Sommige resultaten van deze functionele analyse verrasten de onderzoekers, echter. Dat was het geval bij het onderzoeken van de eetgewoonten van ankylosauriërs, gepantserd, gordeldierachtige plantenetende dinosaurussen met kleine tanden en een grote maagholte. Onderzoekers dachten eerder dat dinosaurussen met deze eigenschappen hun voedsel meestal bijna heel doorslikten en hun darmen het lieten afbreken. "In onze resultaten we ontdekten dat ankylosauriërs hun voedsel mogelijk grondiger hebben gekauwd dan vaak wordt gedacht. Dus, dat was interessant, ' zegt Knop.

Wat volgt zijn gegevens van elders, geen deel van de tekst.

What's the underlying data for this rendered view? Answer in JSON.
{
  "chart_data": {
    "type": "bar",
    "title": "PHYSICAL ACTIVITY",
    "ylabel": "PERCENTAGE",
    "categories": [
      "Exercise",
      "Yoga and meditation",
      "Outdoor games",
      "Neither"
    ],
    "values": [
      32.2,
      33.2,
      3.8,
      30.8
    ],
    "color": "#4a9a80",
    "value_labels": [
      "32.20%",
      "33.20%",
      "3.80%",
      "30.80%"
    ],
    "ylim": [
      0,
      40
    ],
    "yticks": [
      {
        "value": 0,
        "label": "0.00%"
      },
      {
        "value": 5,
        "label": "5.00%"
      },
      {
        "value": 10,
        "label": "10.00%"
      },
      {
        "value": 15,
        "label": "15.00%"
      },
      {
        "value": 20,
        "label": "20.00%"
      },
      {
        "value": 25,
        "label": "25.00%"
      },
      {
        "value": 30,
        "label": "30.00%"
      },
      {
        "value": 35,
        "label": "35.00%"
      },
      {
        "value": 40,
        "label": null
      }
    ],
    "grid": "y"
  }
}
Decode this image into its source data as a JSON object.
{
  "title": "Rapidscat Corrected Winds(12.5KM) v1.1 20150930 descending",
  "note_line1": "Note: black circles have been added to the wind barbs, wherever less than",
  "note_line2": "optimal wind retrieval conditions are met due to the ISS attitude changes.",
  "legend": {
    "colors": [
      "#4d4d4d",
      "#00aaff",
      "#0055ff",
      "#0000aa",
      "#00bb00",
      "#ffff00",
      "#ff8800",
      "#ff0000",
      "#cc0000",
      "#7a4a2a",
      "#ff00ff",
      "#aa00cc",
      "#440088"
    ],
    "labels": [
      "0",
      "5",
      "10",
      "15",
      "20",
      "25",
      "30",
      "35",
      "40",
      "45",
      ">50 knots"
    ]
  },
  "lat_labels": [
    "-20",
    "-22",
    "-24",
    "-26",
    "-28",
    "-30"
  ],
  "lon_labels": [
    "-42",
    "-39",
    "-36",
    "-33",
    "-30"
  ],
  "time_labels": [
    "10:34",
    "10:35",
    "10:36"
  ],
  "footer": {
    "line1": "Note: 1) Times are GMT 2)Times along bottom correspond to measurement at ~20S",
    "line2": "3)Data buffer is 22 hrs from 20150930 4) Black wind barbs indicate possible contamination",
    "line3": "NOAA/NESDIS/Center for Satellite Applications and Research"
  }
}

In de toekomst, Button en Zanno hopen het hele skelet van plantenetende dinosaurussen te bekijken voor soortgelijke, terugkerende eigenschappen. Ze zijn ook van plan dit werk uit te breiden om de overheersende eigenschappen van carnivoren beter te begrijpen, hoewel Button toegeeft dat planteneters altijd zijn favoriete dinosaurussen zullen zijn om te bestuderen.

"Mensen denken dat vleesetende dinosaurussen superspannend en cool zijn omdat ze snel rennen, en dingen doden, " zegt hij. "Maar ik denk dat de plantenetende dinosaurussen op veel interessantere en verfijndere manieren zijn geëvolueerd. Dat maakt dit werk zo boeiend."